Я накинул лямку от рюкзака на ногу и начал ползти в обратном направлении, периодически посматривая на Шпака. Бойцы взволнованными глазами смотрели в нашу сторону, максимально прижимаясь к земле. Полностью затащив рюкзак в плотную растительность поля, которое, конечно же, никто не убирал в такие времена, я дал команду ползти по четыре человека. Бойцы передвигались по снежному покрову, создавая небольшие белые траншеи. Тогда было непонятное чувство, вроде только что перед нами упали три мощных снаряда, и мы, неизвестно как, остались живы, с другой стороны, я смотрел на ползущих бойцов, думал, что надо связаться с Центром, но как подумал, так и забыл.
Так близко по мне и моей группе еще не прилетало. С почином, как говорится.
Бойцы заняли круговую оборону в заросшем поле, я начал выходить на ротного.
— Я Юстас, прием.
— На приеме.
— Попали под обстрел, по нам работали из трех орудий. Прилетело очень близко, но все целые. Отползли в поле, все снаряжение забрали. Какие дальнейшие действия?
— Откуда стреляли, не знаешь?
— Нет, не понятно было.
— Ожидай. Доложу выше.
Я оставил гарнитуру радисту, а сам пошел, слегка пригнувшись к Пересвету.
— Ты нахер в полный рост встал со стороны противника, еще и с голым торсом? Тут все просматривается, все поля. Или ты думаешь, ты не заметный?
— Да так жарко было, хотел остудиться немного. Вроде все тихо было.
— Сегодня нам повезло, и повезло очень сильно. Делаем выводы, Пересвет.
Не дождавшись ответа, я пошел обратно.
— Командир, тебя тут Швед вызывает.
— Швед? А он как оказался у нас в эфире? — очень удивленно спросил я у радиста, который в ответ просто пожал плечами.
— Юстас для Шведа на приеме.
— Юстас, ну как ты там? Слышал жарко там у тебя было? Ну ничего, это нормально. Радуйся, что они хуевые артиллеристы. Тебе надо сходить в соседний квадрат, там за лесополосой стоит арта противника, надо выйти к ним, определить и передать их координаты, ну а дальше уже наша арта будет работать. Записывай квадраты.
Я взял у радиста блокнот, карандаш, посмотрел быстро на часы, записал время, отправителя и начал записывать информацию.
— Принял тебя Швед, принял. Чуть позже доложу, как выйду туда.
— До связи, Юстас, и будь аккуратней.
Я открыл карту, посмотрел нужные квадраты, продумал маршрут, дал группе пять минут собраться.
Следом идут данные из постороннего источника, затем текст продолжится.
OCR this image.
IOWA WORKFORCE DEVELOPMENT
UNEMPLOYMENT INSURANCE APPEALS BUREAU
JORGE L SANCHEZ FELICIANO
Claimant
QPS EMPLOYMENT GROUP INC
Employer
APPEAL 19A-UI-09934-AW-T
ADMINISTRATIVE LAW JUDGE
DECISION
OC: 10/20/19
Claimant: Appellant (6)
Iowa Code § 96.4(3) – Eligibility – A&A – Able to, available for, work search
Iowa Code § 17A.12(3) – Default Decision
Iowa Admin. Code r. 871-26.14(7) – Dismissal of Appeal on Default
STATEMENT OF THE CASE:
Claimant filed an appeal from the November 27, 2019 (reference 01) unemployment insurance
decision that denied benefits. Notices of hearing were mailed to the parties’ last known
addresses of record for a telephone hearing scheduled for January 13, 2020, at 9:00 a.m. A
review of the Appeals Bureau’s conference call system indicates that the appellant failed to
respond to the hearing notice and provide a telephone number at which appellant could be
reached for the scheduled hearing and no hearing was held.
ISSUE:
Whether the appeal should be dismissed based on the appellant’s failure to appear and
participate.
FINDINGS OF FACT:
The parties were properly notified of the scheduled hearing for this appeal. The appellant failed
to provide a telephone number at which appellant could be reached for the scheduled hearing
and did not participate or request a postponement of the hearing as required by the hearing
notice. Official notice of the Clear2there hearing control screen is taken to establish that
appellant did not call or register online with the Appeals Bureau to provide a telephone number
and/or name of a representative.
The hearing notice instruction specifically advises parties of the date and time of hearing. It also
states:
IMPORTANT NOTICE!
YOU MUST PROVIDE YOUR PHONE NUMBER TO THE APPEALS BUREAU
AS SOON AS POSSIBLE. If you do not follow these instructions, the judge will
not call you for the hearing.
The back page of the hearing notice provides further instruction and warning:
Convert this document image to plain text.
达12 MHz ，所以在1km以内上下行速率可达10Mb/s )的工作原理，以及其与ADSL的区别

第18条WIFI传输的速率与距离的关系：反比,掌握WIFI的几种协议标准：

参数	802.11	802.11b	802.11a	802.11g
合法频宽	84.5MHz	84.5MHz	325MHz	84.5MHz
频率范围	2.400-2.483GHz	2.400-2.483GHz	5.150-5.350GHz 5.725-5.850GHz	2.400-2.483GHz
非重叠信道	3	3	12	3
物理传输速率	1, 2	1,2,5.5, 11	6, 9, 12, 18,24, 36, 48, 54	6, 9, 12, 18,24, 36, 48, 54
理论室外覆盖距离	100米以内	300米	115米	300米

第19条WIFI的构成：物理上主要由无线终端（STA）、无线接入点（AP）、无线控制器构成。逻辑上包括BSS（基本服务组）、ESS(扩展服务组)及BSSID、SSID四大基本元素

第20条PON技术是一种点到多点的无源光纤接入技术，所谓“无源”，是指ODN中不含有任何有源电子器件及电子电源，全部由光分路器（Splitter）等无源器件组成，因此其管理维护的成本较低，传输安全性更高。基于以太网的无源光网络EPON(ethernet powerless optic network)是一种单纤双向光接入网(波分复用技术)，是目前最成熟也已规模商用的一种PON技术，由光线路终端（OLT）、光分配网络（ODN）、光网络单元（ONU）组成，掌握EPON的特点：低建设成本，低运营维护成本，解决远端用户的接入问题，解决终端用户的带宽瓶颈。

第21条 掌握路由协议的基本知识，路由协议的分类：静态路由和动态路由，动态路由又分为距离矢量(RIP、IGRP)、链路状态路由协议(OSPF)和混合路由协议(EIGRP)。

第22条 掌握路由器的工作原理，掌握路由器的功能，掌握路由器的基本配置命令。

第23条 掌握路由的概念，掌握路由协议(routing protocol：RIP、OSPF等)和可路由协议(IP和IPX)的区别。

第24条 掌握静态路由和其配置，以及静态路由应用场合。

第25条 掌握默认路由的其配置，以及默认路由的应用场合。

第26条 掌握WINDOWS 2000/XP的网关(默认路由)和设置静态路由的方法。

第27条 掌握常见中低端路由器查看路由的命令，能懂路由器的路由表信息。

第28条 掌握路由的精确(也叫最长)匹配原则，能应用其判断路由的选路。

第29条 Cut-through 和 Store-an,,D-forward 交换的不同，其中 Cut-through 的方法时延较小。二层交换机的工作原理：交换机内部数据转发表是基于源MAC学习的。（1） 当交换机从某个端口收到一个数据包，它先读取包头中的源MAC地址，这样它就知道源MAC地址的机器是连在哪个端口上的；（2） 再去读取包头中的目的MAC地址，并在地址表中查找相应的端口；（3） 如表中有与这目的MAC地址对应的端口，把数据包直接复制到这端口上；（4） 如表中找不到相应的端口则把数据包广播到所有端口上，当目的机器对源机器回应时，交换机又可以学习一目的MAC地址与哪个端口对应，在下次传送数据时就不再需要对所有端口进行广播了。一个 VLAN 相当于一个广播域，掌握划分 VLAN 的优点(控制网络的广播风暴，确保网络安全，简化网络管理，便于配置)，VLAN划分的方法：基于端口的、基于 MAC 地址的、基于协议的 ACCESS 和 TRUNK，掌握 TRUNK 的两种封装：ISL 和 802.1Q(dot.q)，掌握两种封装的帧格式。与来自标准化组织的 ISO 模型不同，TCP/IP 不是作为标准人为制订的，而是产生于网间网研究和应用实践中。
Группа выдвинулась в походном порядке. Ядро тащило два ПТУРа, тыльник нес пусковую установку, или как ее еще называют — салазки. И хотя вокруг нас было открытое пространство, но оно тоже имеет небольшой рельеф, со своими высотами, спусками, используя которые можно пройти вне зоны видимости противника. С ПТУРами можно ходить только в полный рост, а как вы уже поняли, в полный рост ходить там очень небезопасно. Именно поэтому пришлось сделать небольшой крюк, чтобы зайти в зону невидимости, то есть нас закрывал рельеф. Так мы прошли несколько километров и зашли в лесополосу, в которой было много окопов, в том числе и бетонные.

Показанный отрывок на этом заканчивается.